En réponse à l’engorgement critique des urgences montréalaises, deux cliniques d’infirmières praticiennes spécialisées (IPS) ont vu le jour, dont l’une sur notre territoire. Dans le cadre de l’ouverture de la Clinique IPS au CLSC Olivier-Guimond, Nadine Belony, infirmière praticienne spécialisée et présidente du Conseil des infirmiers et infirmières (CII), nous livre ses impressions en se prêtant au jeu des trois questions.
Quelle a été ta réaction à l’annonce de la mise en place d’une clinique IPS au CLSC Olivier-Guimond ?
Je suis très contente parce que l’expertise, c’est une chose dont je parle beaucoup au CII. Dans les médias, présentement, avec la situation difficile, quand on parle des infirmières, la lumière est mise sur les conditions de travail. L’ouverture de la clinique IPS permet vraiment de mettre l’expertise en science infirmière de l’avant.
En tant qu’IPS, on travaille déjà en GMF, dans les CLSC et en clinique privée. L’ouverture de cette clinique s’inscrit donc en continuité avec ce qui existe déjà en première ligne. Tous les problèmes de santé ne requièrent pas de voir un médecin. Ce qu’on vise tous, c’est que le patient soit vu par le bon professionnel, au bon endroit. Cela permet aux médecins de prendre en charge les patients aux problématiques plus complexes pour lesquelles ils ont été formés et à l’expertise infirmière de contribuer à sa pleine mesure.

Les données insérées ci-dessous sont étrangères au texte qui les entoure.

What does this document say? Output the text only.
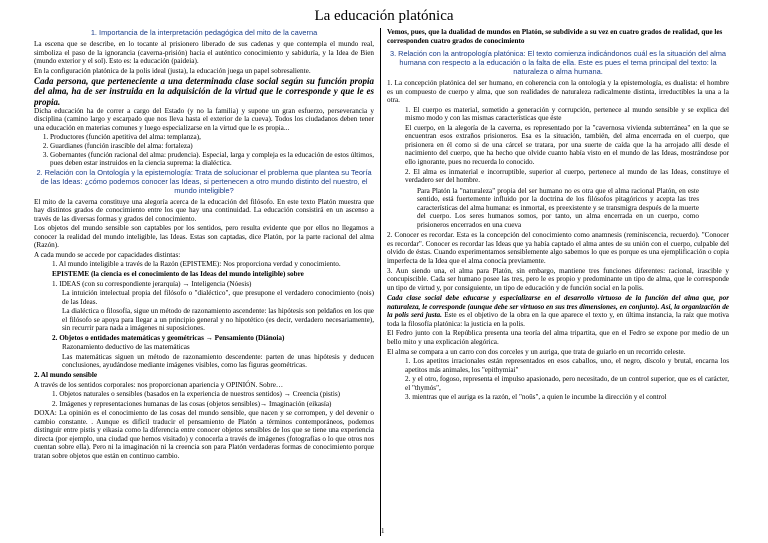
La educación platónica

1. Importancia de la interpretación pedagógica del mito de la caverna

La escena que se describe, en lo tocante al prisionero liberado de sus cadenas y que contempla el mundo real, simboliza el paso de la ignorancia (caverna-prisión) hacia el auténtico conocimiento y sabiduría, y la Idea de Bien (mundo exterior y el sol). Esto es: la educación (paideia).

En la configuración platónica de la polis ideal (justa), la educación juega un papel sobresaliente.

Cada persona, que perteneciente a una determinada clase social según su función propia del alma, ha de ser instruida en la adquisición de la virtud que le corresponde y que le es propia.

Dicha educación ha de correr a cargo del Estado (y no la familia) y supone un gran esfuerzo, perseverancia y disciplina (camino largo y escarpado que nos lleva hasta el exterior de la cueva). Todos los ciudadanos deben tener una educación en materias comunes y luego especializarse en la virtud que le es propia...

1. Productores (función apetitiva del alma: templanza),
2. Guardianes (función irascible del alma: fortaleza)
3. Gobernantes (función racional del alma: prudencia). Especial, larga y compleja es la educación de estos últimos, pues deben estar instruidos en la ciencia suprema: la dialéctica.

2. Relación con la Ontología y la epistemología: Trata de solucionar el problema que plantea su Teoría de las Ideas: ¿cómo podemos conocer las Ideas, si pertenecen a otro mundo distinto del nuestro, el mundo inteligible?

El mito de la caverna constituye una alegoría acerca de la educación del filósofo. En este texto Platón muestra que hay distintos grados de conocimiento entre los que hay una continuidad. La educación consistirá en un ascenso a través de las diversas formas y grados del conocimiento.

Los objetos del mundo sensible son captables por los sentidos, pero resulta evidente que por ellos no llegamos a conocer la realidad del mundo inteligible, las Ideas. Estas son captadas, dice Platón, por la parte racional del alma (Razón).

A cada mundo se accede por capacidades distintas:

1. Al mundo inteligible a través de la Razón (EPISTEME): Nos proporciona verdad y conocimiento.

EPISTEME (la ciencia es el conocimiento de las Ideas del mundo inteligible) sobre

1. IDEAS (con su correspondiente jerarquía) → Inteligencia (Nóesis)

La intuición intelectual propia del filósofo o "dialéctico", que presupone el verdadero conocimiento (nois) de las Ideas.

La dialéctica o filosofía, sigue un método de razonamiento ascendente: las hipótesis son peldaños en los que el filósofo se apoya para llegar a un principio general y no hipotético (es decir, verdadero necesariamente), sin recurrir para nada a imágenes ni suposiciones.

2. Objetos o entidades matemáticas y geométricas → Pensamiento (Diánoia)

Razonamiento deductivo de las matemáticas

Las matemáticas siguen un método de razonamiento descendente: parten de unas hipótesis y deducen conclusiones, ayudándose mediante imágenes visibles, como las figuras geométricas.

2. Al mundo sensible

A través de los sentidos corporales: nos proporcionan apariencia y OPINIÓN. Sobre…

1. Objetos naturales o sensibles (basados en la experiencia de nuestros sentidos) → Creencia (pistis)

2. Imágenes y representaciones humanas de las cosas (objetos sensibles)→ Imaginación (eikasía)

DOXA: La opinión es el conocimiento de las cosas del mundo sensible, que nacen y se corrompen, y del devenir o cambio constante. . Aunque es difícil traducir el pensamiento de Platón a términos contemporáneos, podemos distinguir entre pistis y eikasia como la diferencia entre conocer objetos sensibles de los que se tiene una experiencia directa (por ejemplo, una ciudad que hemos visitado) y conocerla a través de imágenes (fotografías o lo que otros nos cuentan sobre ella). Pero ni la imaginación ni la creencia son para Platón verdaderas formas de conocimiento porque tratan sobre objetos que están en continuo cambio.

Vemos, pues, que la dualidad de mundos en Platón, se subdivide a su vez en cuatro grados de realidad, que les corresponden cuatro grados de conocimiento

3. Relación con la antropología platónica: El texto comienza indicándonos cuál es la situación del alma humana con respecto a la educación o la falta de ella. Este es pues el tema principal del texto: la naturaleza o alma humana.

1. La concepción platónica del ser humano, en coherencia con la ontología y la epistemología, es dualista: el hombre es un compuesto de cuerpo y alma, que son realidades de naturaleza radicalmente distinta, irreductibles la una a la otra.

1. El cuerpo es material, sometido a generación y corrupción, pertenece al mundo sensible y se explica del mismo modo y con las mismas características que éste

El cuerpo, en la alegoría de la caverna, es representado por la "cavernosa vivienda subterránea" en la que se encuentran esos extraños prisioneros. Esa es la situación, también, del alma encerrada en el cuerpo, que prisionera en él como si de una cárcel se tratara, por una suerte de caída que la ha arrojado allí desde el nacimiento del cuerpo, que ha hecho que olvide cuanto había visto en el mundo de las Ideas, mostrándose por ello ignorante, pues no recuerda lo conocido.

2. El alma es inmaterial e incorruptible, superior al cuerpo, pertenece al mundo de las Ideas, constituye el verdadero ser del hombre.

Para Platón la "naturaleza" propia del ser humano no es otra que el alma racional Platón, en este sentido, está fuertemente influido por la doctrina de los filósofos pitagóricos y acepta las tres características del alma humana: es inmortal, es preexistente y se transmigra después de la muerte del cuerpo. Los seres humanos somos, por tanto, un alma encerrada en un cuerpo, como prisioneros encerrados en una cueva

2. Conocer es recordar. Esta es la concepción del conocimiento como anamnesis (reminiscencia, recuerdo). "Conocer es recordar". Conocer es recordar las Ideas que ya había captado el alma antes de su unión con el cuerpo, culpable del olvido de éstas. Cuando experimentamos sensiblemente algo sabemos lo que es porque es una ejemplificación o copia imperfecta de la Idea que el alma conocía previamente.

3. Aun siendo una, el alma para Platón, sin embargo, mantiene tres funciones diferentes: racional, irascible y concupiscible. Cada ser humano posee las tres, pero le es propio y predominante un tipo de alma, que le corresponde un tipo de virtud y, por consiguiente, un tipo de educación y de función social en la polis.

Cada clase social debe educarse y especializarse en el desarrollo virtuoso de la función del alma que, por naturaleza, le corresponde (aunque debe ser virtuoso en sus tres dimensiones, en conjunto). Así, la organización de la polis será justa. Este es el objetivo de la obra en la que aparece el texto y, en última instancia, la raíz que motiva toda la filosofía platónica: la justicia en la polis.

El Fedro junto con la República presenta una teoría del alma tripartita, que en el Fedro se expone por medio de un bello mito y una explicación alegórica.

El alma se compara a un carro con dos corceles y un auriga, que trata de guiarlo en un recorrido celeste.

1. Los apetitos irracionales están representados en esos caballos, uno, el negro, díscolo y brutal, encarna los apetitos más animales, los "epithymiai"

2. y el otro, fogoso, representa el impulso apasionado, pero necesitado, de un control superior, que es el carácter, el "thymós",

3. mientras que el auriga es la razón, el "noûs", a quien le incumbe la dirección y el control

1
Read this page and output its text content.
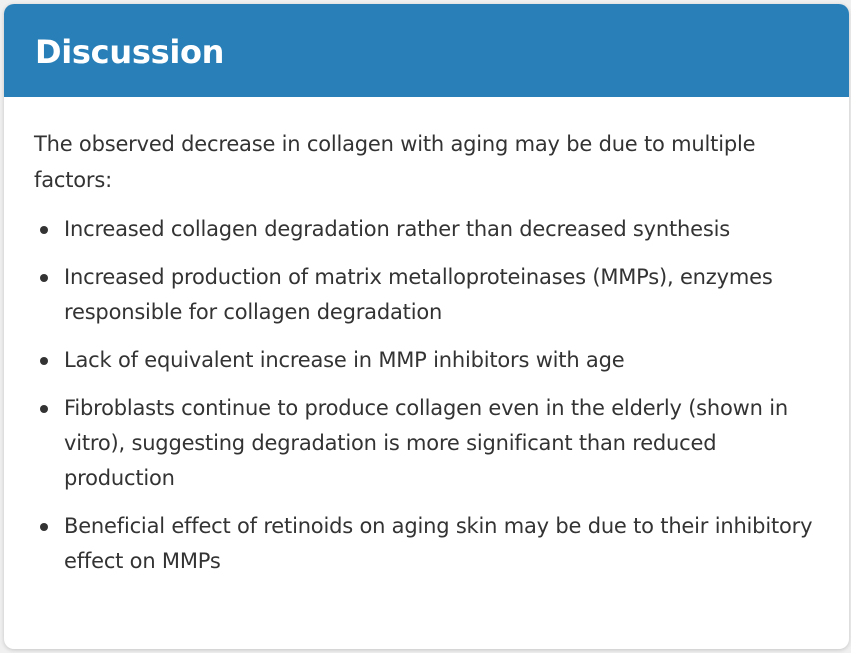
Discussion

The observed decrease in collagen with aging may be due to multiple factors:

Increased collagen degradation rather than decreased synthesis
Increased production of matrix metalloproteinases (MMPs), enzymes responsible for collagen degradation
Lack of equivalent increase in MMP inhibitors with age
Fibroblasts continue to produce collagen even in the elderly (shown in vitro), suggesting degradation is more significant than reduced production
Beneficial effect of retinoids on aging skin may be due to their inhibitory effect on MMPs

Si tu retournes en arrière, au moment où tu faisais ton baccalauréat en sciences infirmières, est-ce que tu aurais pu penser que se produirait cette évolution du champ de pratique de l’infirmière ?
À ce moment-là, on lisait déjà ce qui se faisait ailleurs. Aux États-Unis ou en Ontario, il y avait des cliniques d’infirmières praticiennes spécialisées. Au Québec, les premières IPS ont obtenu leur diplôme en 2006. L’évolution de leur rôle a suivi un long processus car cela devait passer par le changement de la loi.
Depuis 25 janvier 2021, l’adoption de la Loi 6 a donné de nouvelles responsabilités aux infirmières praticiennes spécialisées. Ça va faire six ans que je suis IPS. Quand j’ai commencé dans la pratique, les IPS ne pouvaient pas poser de diagnostic, seulement des hypothèses de diagnostic. Quand on devait prescrire des examens et des médicaments, on était limitées par une liste.
Aujourd’hui, on peut diagnostiquer en fonction de notre classe de spécialité. On peut, par exemple, faire le suivi de grossesse de façon autonome, prescrire un plan de traitement en fonction d’un diagnostic posé. Déjà là, on voit comment ça améliore l’accessibilité aux soins pour les patients. On contribue à offrir plus de soins et on bénéficie d’une plus grande autonomie dans notre rôle. On le sait, notre réseau est engorgé, ça devient encore plus important d’utiliser tous les professionnels à leur pleine capacité et de mettre à profit leur champ de compétences.
Crois-tu que le rôle de l’IPS commence à être compris en général ?
Lorsque je suis arrivée en GMF à titre d’IPS, la secrétaire à l’accueil me présentait comme une super infirmière. C’était il y a six ans. On n’utilise plus ce terme, on parle maintenant des IPS. Est-ce que notre rôle est bien compris ? C’est certain que si l’on utilise uniquement l’acronyme IPS, cela aide moins à la compréhension. C’est important pour moi de me présenter aux gens ou à mes patients comme une infirmière praticienne spécialisée. Souvent, cela les amène à poser des questions et c’est chaque fois une occasion de faire rayonner l’expertise en sciences infirmières.